Inviati del nostro governo hanno così dialogato non solo con i rappresentanti di al-Sarraj ma anche con gli sheik delle singole tribù, facendosi portatori di due messaggi-chiave: il comune interesse è sconfiggere i terroristi jihadisti, che si alimentano con i traffici illeciti, e la possibilità di far convergere investimenti per lo sviluppo delle aree più remote del Fezzan. I contatti con i leader delle tribù del Sahara sono avvenuti nelle cornici più diverse scrivendo pagine di diplomazia che riflettono la trasformazione dei rapporti internazionali. I risultati di tale approccio si sono visti prima a Sirte, dove le tribù libiche hanno perso oltre 500 combattenti per sconfiggere i jihadisti dello Stato Islamico, e poi a Roma con la firma fra i premier, Gentiloni e al-Sarraj, del memorandum sulla sicurezza che prevede estesi interventi bilaterali in Libia contro i trafficanti, inclusi aiuti allo sviluppo per «le regioni colpite dal fenomeno dell’immigrazione illegale». Ciò significa che l’Italia è artefice e garante di una piattaforma comune di interventi in Libia destinata a contrastare i trafficanti grazie ad una cooperazione fra Tripoli e tribù del deserto capace di consolidare la sovranità dell’esecutivo di al-Sarraj.
L’Unione Europea, al recente Consiglio di Malta, ha sostenuto tale approccio e ieri sera il presidente americano Donald Trump ha incoraggiato l’Italia a proseguire sulla strada intrapresa. Ma sarebbe un errore ignorare gli ostacoli esistenti. A cominciare dagli interessi conflittuali di altre fazioni e nazioni. Se la Turchia di Recep Tayyp Erdogan ha da poco riaperto l’ambasciata a Tripoli – affiancandosi all’Italia – e converge sulle mosse della nostra diplomazia del deserto altrettanto non si può dire per l’Egitto, alleato di ferro del generale Khalifa Haftar della Cirenaica rivale di al-Sarraj. Gli Emirati Arabi Uniti invece hanno un proprio candidato alla guida della Libia e non si fidano di altri. Ci sono poi i dubbi sulla Gran Bretagna, presente a Misurata con le truppe speciali. Per finire con Francia e Russia, entrambe sostenitrici di Haftar, che si trovano ora davanti ad un evidente bivio: avallare la definitiva spaccatura della Libia oppure favorire con Roma un vertice di riconciliazione fra il loro protetto e al-Sarraj.

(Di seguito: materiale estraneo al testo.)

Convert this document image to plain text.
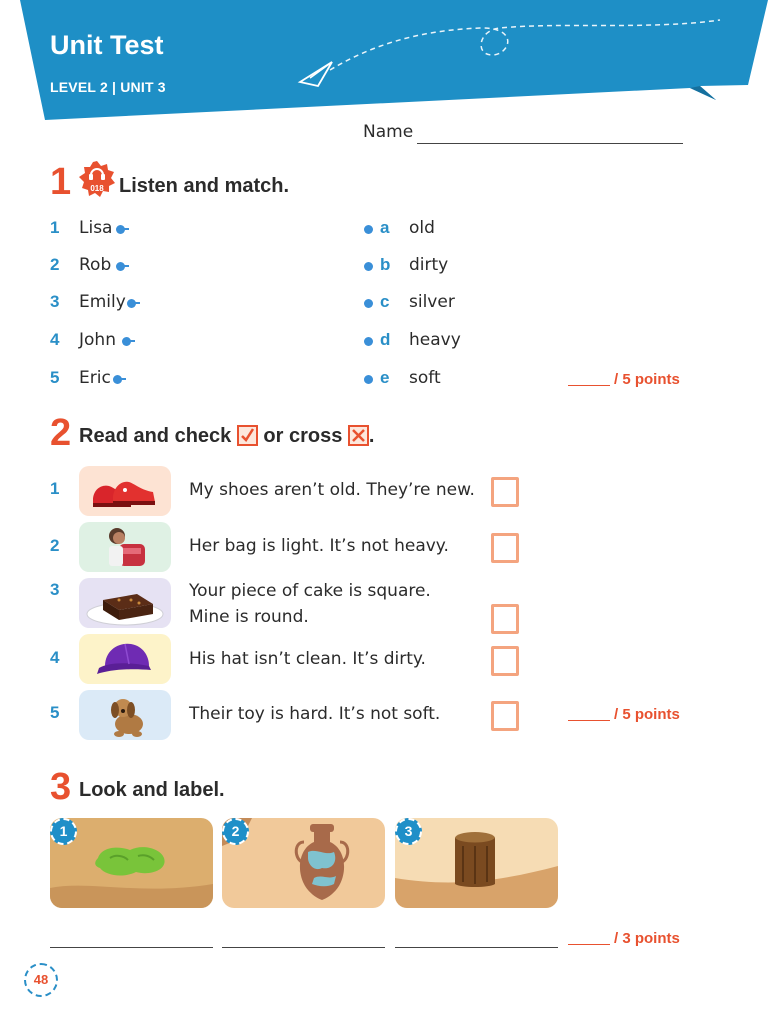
Unit Test
LEVEL 2 | UNIT 3
Name
1 018 Listen and match.
1 Lisa	a old
2 Rob	b dirty
3 Emily	c silver
4 John	d heavy
5 Eric	e soft	/ 5 points
2 Read and check or cross .
1	My shoes aren’t old. They’re new.
2	Her bag is light. It’s not heavy.
3	Your piece of cake is square.
Mine is round.
4	His hat isn’t clean. It’s dirty.
5	Their toy is hard. It’s not soft.	/ 5 points
3 Look and label.
1	2	3
/ 3 points
48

E’ tale cornice che spiega l’attesa per le mosse dell’amministrazione Trump. Il capo del Pentagono, James Mattis, ha espresso di persona al ministro della Difesa Roberta Pinotti il sostegno per il ruolo italiano – a partire dall’uso della base di Sigonella per le operazioni aeree anti-Isis – e il Segretario di Stato, Rex Tillerson, manifesta ai suoi collaboratori un approccio simile, forse dovuto alla conoscenza personale del Maghreb maturata quando era alla guida di Exxon. Da qui l’ipotesi che il presidente Trump possa decidere di sfruttare i risultati della diplomazia italiana nel deserto, puntando a consolidarli identificando nel nostro Paese l’alleato di riferimento. Mirando magari ad includere la Libia nell’ambito di un possibile «accordo regionale con la Russia sulle aree di crisi nel mondo arabo» di cui si vocifera a Washington.